The insured pharmaceutical company made charitable contributions to non-profit patient assistance programs that provided low-cost prescription drugs to financially needy patients.  After discovering that patients of these programs may have taken drugs sold by the company in violation of federal health care laws, the Department of Justice issued a subpoena to the company demanding certain documents about its payments to these programs.  Upon receiving the subpoena, the company provided timely notice to its primary and two excess D&O insurers, seeking coverage for the expenses incurred in responding to the subpoena.  The insurers denied coverage on the basis that the subpoena did not satisfy the definition of a Claim, and the company filed suit.

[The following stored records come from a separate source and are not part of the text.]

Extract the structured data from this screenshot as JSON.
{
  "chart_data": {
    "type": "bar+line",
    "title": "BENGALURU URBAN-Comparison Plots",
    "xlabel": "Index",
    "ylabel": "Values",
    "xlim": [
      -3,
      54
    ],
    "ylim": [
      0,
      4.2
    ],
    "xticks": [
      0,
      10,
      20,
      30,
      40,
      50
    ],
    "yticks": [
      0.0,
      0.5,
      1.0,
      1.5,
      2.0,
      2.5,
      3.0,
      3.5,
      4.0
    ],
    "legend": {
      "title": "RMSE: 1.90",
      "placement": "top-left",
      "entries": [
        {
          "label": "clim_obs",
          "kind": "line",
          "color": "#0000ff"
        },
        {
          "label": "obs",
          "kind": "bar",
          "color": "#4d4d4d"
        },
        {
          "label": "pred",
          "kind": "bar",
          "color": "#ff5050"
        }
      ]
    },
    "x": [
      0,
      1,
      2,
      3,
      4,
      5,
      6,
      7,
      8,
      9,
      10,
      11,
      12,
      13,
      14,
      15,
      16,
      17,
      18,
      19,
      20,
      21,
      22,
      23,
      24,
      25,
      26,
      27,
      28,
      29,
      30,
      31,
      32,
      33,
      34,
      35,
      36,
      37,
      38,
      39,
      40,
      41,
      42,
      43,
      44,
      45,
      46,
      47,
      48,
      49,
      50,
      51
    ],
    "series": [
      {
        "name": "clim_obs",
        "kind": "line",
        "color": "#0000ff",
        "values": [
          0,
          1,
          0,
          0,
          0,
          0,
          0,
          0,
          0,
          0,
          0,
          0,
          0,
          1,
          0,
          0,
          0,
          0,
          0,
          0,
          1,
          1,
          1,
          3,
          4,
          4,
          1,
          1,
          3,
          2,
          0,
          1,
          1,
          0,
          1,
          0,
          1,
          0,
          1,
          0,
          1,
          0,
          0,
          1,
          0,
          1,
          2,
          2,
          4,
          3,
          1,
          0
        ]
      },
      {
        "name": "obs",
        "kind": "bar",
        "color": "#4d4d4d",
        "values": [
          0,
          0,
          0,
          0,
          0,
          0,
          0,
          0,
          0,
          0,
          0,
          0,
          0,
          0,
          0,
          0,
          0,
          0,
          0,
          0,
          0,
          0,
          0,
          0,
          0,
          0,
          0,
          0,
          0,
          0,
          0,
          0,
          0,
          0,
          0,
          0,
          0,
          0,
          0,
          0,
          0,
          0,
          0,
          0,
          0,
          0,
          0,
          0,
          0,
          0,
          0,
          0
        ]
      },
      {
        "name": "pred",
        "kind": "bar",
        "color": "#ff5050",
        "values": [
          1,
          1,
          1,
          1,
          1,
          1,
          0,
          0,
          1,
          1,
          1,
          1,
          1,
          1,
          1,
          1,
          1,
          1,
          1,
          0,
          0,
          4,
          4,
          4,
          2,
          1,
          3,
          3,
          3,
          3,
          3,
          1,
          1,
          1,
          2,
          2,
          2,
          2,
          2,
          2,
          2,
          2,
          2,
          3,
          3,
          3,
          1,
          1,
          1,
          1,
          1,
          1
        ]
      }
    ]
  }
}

In the ensuing coverage action, the primary insurer argued that the subpoena did not satisfy any of the enumerated subparts of the definition of a Claim.  The insurer asserted that document production is not “relief” and that the subpoena is not a written “demand for relief” as contemplated by the policy because it only seeks information and does not make a request of the court.  The court disagreed, holding that “[t]he broad definition of a ‘Claim’ . . . indicates that the policy was designed to cover something like a subpoena—which is a demand for relief in response to an accusation of wrongdoing.”  The court stated that the subpoena demanded information, as opposed to merely requesting it, and that enforcement proceedings—i.e., relief—would follow any non-compliance.  Accordingly, the court held that the subpoena was a written demand for non-monetary relief, and thus constituted a Claim under the policy.

In addition, the court dismissed the excess insurers’ motions to dismiss for lack of subject matter jurisdiction.  The excess insurers argued that the action was not ripe because their policies are only triggered upon exhaustion of the underlying limits, and plaintiffs failed to show that such exhaustion had occurred.  Although the court recognized that the primary carrier had not paid any amounts under its policy, it stated that “[a] substantial controversy is brewing between the parties; plaintiffs need not wait for [the excess insurers] to breach their policies before brining suit.”